Current spending level for arms purchases is not enough for the virtually-grounded Air Force fleet to take off as a modern fighting unit, Sen. Ralph Recto said.

Recto said the P5 billion annual allocation for the Armed Forces modernization program cannot meet land, sea and air equipment needs of the military.

It cant even buy a squadron of second-hand F-16s, he said, referring to the US-made fighter-jet, a mainstay of many air forces around the world, including those in the region, but which the Philippines never had.

Just the same, Recto urged government Budget officials to the release this fund immediately, which is included in the P1.126 trillion 2007 national budget, so shoot, move and communicate equipment can be bought soon.

As a durable solution to equipment woes, Recto said government should look at the possibility of increasing by a minimum 50 percent or P2.5 billion a year beginning next year the AFP modernization outlay and increase this in the years to come.

Defense should be a recipient of our tax dividends. As we get back our fiscal footing, we should begin to reclaim our skies. This nosedive by PAF due to equipment lack should be stopped immediately, he said.

Recto said defense spending is an investment worth making.

From illegal fishing alone, we are said to lose at least P25 billion a year because poachers do their thing with impunity inside our waters which we cannot patrol by air or sea, Recto said.

A farmer would buy a paltik to protect his one carabao. Should we not buy some planes so we can guard the tuna highway which passes near Mindanao, which earns for us billions of pesos a year? Recto said.

Recto said PAF cannot rely on its budget alone to refurbish planes much less acquire new ones, even those previously -owned by other governments.

He explained that P4.8 billion of the PAFs P8 billion budget for 2007 is eaten up by salaries of its 17,000 men. Theres P3 billion for operating expenses. Whats left for capital outlays, or for new equipment, believe it or not, is a measly P28 million, Recto added.

Based on recent budget documents sent by the agency to the Senate, PAFs UH-1H or Huey chopper fleet has whittled down to less than 40 from a high of 128.

Not all of the 40 were, however, full mission capable at the time the report was made in September last year.

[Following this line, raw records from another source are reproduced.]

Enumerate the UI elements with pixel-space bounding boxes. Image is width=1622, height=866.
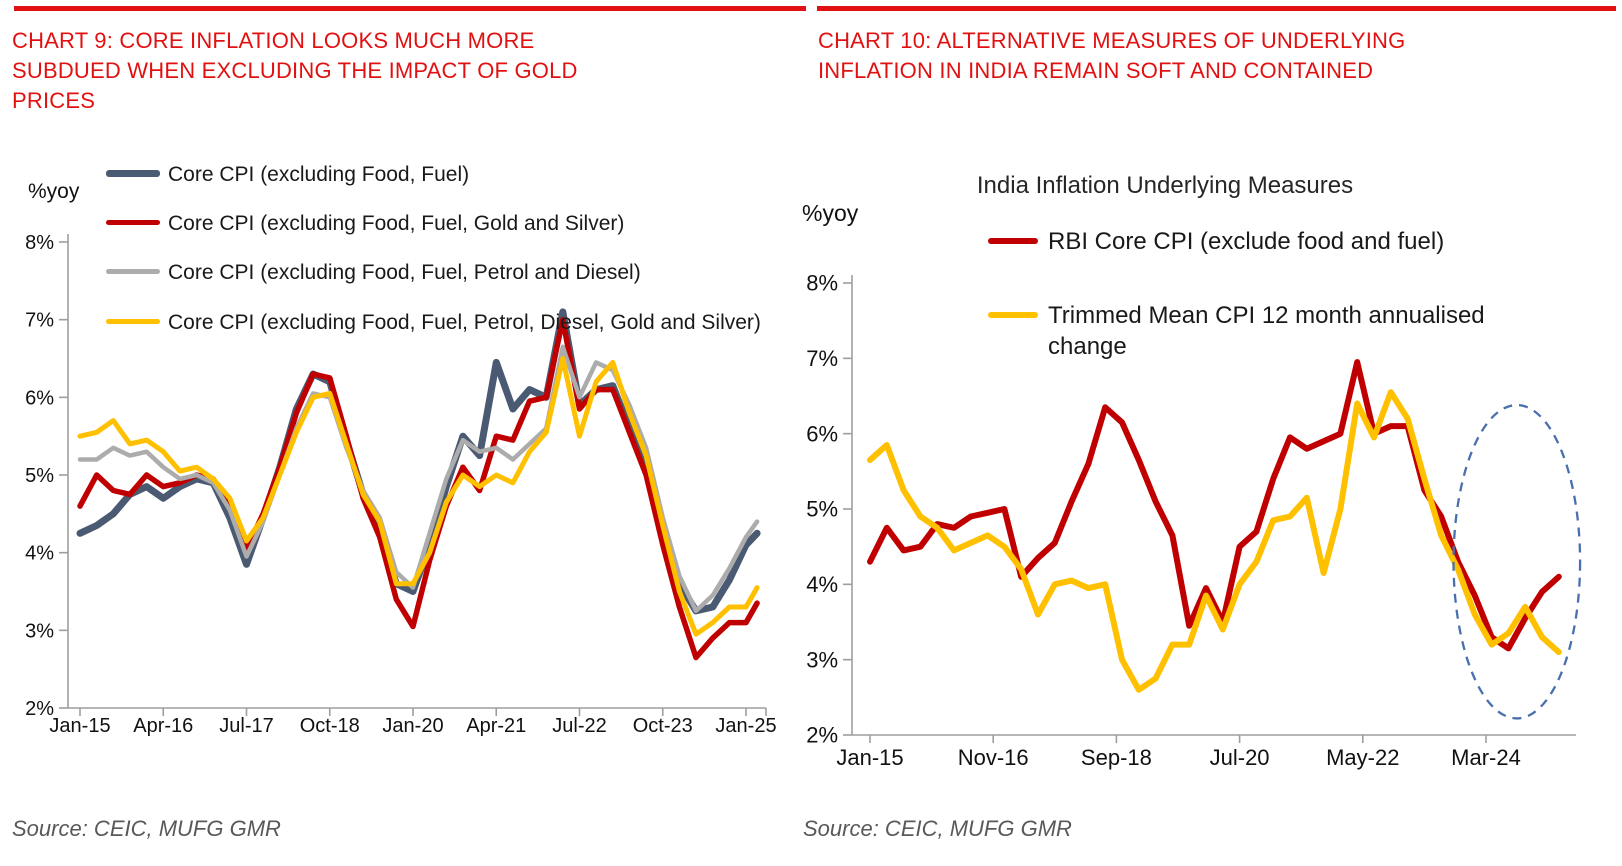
chart9-legend-item-ex-gold-silver: Core CPI (excluding Food, Fuel, Gold and… <box>106 210 808 237</box>
y-tick-label: 8% <box>25 232 54 254</box>
right-title-rule <box>817 6 1616 11</box>
chart10-title: CHART 10: ALTERNATIVE MEASURES OF UNDERL… <box>818 28 1406 83</box>
chart9-y-unit-label: %yoy <box>28 180 80 203</box>
data-line-1 <box>867 359 1562 652</box>
legend-swatch-gray <box>106 269 160 274</box>
x-tick-label: Jul-17 <box>219 715 273 737</box>
x-tick-label: Apr-16 <box>133 715 193 737</box>
data-line-2 <box>867 389 1562 693</box>
legend-label: Trimmed Mean CPI 12 month annualised cha… <box>1048 302 1485 360</box>
highlight-ellipse <box>1452 403 1582 720</box>
legend-swatch-navy <box>106 170 160 177</box>
x-tick-label: Jan-15 <box>836 745 903 770</box>
y-tick-label: 7% <box>25 310 54 332</box>
legend-swatch-yellow <box>106 319 160 324</box>
data-line-4 <box>77 356 760 637</box>
x-tick-label: Jan-25 <box>715 715 776 737</box>
x-tick-label: Sep-18 <box>1081 745 1152 770</box>
y-tick-label: 7% <box>806 346 838 371</box>
legend-label: Core CPI (excluding Food, Fuel, Gold and… <box>168 212 625 235</box>
legend-label: Core CPI (excluding Food, Fuel, Petrol a… <box>168 261 641 284</box>
x-tick-label: Jan-15 <box>49 715 110 737</box>
legend-label: Core CPI (excluding Food, Fuel, Petrol, … <box>168 311 761 334</box>
x-tick-label: Apr-21 <box>466 715 526 737</box>
source-note-left: Source: CEIC, MUFG GMR <box>12 816 281 841</box>
y-tick-label: 4% <box>806 572 838 597</box>
legend-label: Core CPI (excluding Food, Fuel) <box>168 163 470 186</box>
left-title-rule <box>14 6 806 11</box>
x-tick-label: Oct-18 <box>300 715 360 737</box>
chart10-legend-item-rbi-core: RBI Core CPI (exclude food and fuel) <box>988 226 1548 257</box>
chart10-legend-item-trimmed-mean: Trimmed Mean CPI 12 month annualised cha… <box>988 300 1548 362</box>
chart10-y-unit-label: %yoy <box>802 200 859 226</box>
chart9-legend-item-ex-all: Core CPI (excluding Food, Fuel, Petrol, … <box>106 309 808 336</box>
chart9-legend-item-core-cpi: Core CPI (excluding Food, Fuel) <box>106 161 808 188</box>
x-tick-label: Nov-16 <box>958 745 1029 770</box>
chart9-legend-item-ex-petrol-diesel: Core CPI (excluding Food, Fuel, Petrol a… <box>106 259 808 286</box>
source-note-right: Source: CEIC, MUFG GMR <box>803 816 1072 841</box>
x-tick-label: Jul-22 <box>552 715 606 737</box>
legend-label: RBI Core CPI (exclude food and fuel) <box>1048 228 1445 255</box>
x-tick-label: Jul-20 <box>1210 745 1270 770</box>
chart10-inner-title: India Inflation Underlying Measures <box>976 172 1354 199</box>
x-tick-label: May-22 <box>1326 745 1399 770</box>
legend-swatch-red <box>106 220 160 225</box>
legend-swatch-red <box>988 238 1038 244</box>
y-tick-label: 5% <box>25 465 54 487</box>
y-tick-label: 3% <box>25 620 54 642</box>
y-tick-label: 3% <box>806 647 838 672</box>
y-tick-label: 8% <box>806 271 838 296</box>
y-tick-label: 5% <box>806 497 838 522</box>
x-tick-label: Mar-24 <box>1451 745 1521 770</box>
y-tick-label: 6% <box>806 421 838 446</box>
y-tick-label: 2% <box>806 723 838 748</box>
y-tick-label: 6% <box>25 387 54 409</box>
x-tick-label: Jan-20 <box>382 715 443 737</box>
legend-swatch-yellow <box>988 312 1038 318</box>
y-tick-label: 4% <box>25 543 54 565</box>
chart9-title: CHART 9: CORE INFLATION LOOKS MUCH MORE … <box>12 28 578 113</box>
x-tick-label: Oct-23 <box>633 715 693 737</box>
y-tick-label: 2% <box>25 698 54 720</box>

Worse, there is no real jet in the Air Force fleet as all the Vietnam-era F-5 Phantoms have been mothballed more than two years ago, the report showed.

What can pass for jets is a handful of Italianmade S-211s, whose number has gone down, due to crashes, from a high of 24, Recto said.

On paper there are 381 various aircraft of PAF in its inventory, but a report to Congress last year indicated that only 117 aircraft were presently maintained.

But of the 117, only 63 were full mission capable, 19 were partial mission capable, and 35 were out.